Draghi è andato da Mattarella ma non sappiamo con certezza cosa si sono detti. Qualcuno dovrebbe però spiegare ai costituenti (i cittadini elettori) come mai il dollaro che, comprensibilmente, al tempo della Grande recessione americana (2007-2015)  era salito fino a una volta e mezzo il valore di cambio con l’euro, ora che gli Usa sono in pieno boom economico (mentre mezza Europa è ancora in crisi), l’euro è ancora fortissimo (tra 1,15 e 1,20) nel cambio col dollaro (la Germania però non sembra soffrirne, sarà perché anche lei ha già superato la crisi e noi no?).

E poi dovrebbe spiegarci cos’è tutta questa fretta di chiudere il QE. Gli americani lo hanno fatto solo a crisi quasi terminata. E perche’ fermare il QE europeo a circa 2 trilioni di euro (duemila miliardi) quando quello americano, in tre distinte fasi, e’ arrivato quasi a cinquemila miliardi di dollari? Eppure il Pil europeo è perfino superiore a quello americano. Si vuole forse mantenere la crisi in Europa invece che superarla? Conte, Di Maio e Salvini (ma forse è meglio che lo faccia Savona) dovrebbero dirlo ai burocrati europei che hanno il “chiodo” del debito in testa ma non sanno fare differenza tra debito e investimenti.

Anche noi italiani vogliamo mettere a posto i conti, ma prima si deve realizzare tutti insieme la vera Unione Europea non questo barcone mangiasoldi che per motivo degli scompensi monetari e fiscali interni all’unione monetaria aiuta “stranamente” più quelli che di debito ne hanno di meno invece che quelli che ne hanno di più e vengono pressati per ridurlo. E poi dovrebbero rinviare (come hanno fatto 3 volte gli americani) la fine del Quantitative Easing. Se lo hanno fatto loro, che stanno all’interno di una vera federazione di Stati, ancora più dobbiamo farlo noi che sprofondiamo in una Europa a due velocità, e quella che va piano non è per niente pronta a farne a meno.
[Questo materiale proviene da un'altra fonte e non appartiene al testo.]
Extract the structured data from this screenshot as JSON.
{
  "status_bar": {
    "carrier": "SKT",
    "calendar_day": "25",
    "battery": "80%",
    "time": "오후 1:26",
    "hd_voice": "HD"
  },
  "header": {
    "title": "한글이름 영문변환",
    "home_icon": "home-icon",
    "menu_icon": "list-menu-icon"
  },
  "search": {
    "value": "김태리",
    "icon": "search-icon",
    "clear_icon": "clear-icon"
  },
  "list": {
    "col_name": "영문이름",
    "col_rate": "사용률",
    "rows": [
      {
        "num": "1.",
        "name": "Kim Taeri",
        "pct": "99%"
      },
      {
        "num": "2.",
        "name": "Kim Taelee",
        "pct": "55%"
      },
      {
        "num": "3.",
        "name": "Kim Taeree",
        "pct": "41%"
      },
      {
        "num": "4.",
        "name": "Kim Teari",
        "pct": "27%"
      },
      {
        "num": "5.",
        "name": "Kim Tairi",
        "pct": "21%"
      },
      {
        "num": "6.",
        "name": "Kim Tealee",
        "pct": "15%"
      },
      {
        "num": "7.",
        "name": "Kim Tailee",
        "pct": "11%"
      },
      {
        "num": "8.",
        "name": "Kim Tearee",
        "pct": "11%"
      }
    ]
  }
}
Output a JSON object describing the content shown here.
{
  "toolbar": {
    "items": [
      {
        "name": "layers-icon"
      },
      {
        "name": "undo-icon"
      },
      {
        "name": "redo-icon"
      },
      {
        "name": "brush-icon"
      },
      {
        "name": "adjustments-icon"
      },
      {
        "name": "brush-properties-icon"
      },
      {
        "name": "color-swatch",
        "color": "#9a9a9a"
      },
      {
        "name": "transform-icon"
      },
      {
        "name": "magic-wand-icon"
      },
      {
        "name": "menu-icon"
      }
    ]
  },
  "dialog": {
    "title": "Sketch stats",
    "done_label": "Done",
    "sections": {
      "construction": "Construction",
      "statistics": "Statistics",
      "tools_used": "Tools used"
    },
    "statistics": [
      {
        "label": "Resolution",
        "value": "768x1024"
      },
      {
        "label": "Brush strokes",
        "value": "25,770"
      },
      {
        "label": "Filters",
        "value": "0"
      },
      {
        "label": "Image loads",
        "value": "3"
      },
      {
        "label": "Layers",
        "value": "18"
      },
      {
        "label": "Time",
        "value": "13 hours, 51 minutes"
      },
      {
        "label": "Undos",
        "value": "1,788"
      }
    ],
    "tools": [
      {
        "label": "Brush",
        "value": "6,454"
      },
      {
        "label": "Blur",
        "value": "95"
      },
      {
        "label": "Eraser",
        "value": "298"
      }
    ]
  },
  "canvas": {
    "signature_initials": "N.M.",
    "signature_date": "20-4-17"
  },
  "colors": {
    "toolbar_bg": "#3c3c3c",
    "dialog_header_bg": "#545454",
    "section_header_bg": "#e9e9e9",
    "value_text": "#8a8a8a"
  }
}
Bando agli egoismi, se vogliamo davvero creare una pacifica e cooperante Europa unita bisogna partire subito, senza mettere paletti sui debiti di questi o di quelli. L’Europa deve essere come una famiglia, se il debito ce l’ha uno, ce l’hanno tutti. Tuttalpiù, per accontentare i micragnosi che fin qui ci hanno guadagnato ma non vogliono ammetterlo, si potrebbe trovare qualche formula per mantenere ai Paesi più indebitati maggiori quote di sacrifici per un determinato periodo, ma senza far aspettare per questo la creazione dell’Europa unita.

Ora o mai più! L’Europa Unita bisogna farla subito o non si farà mai.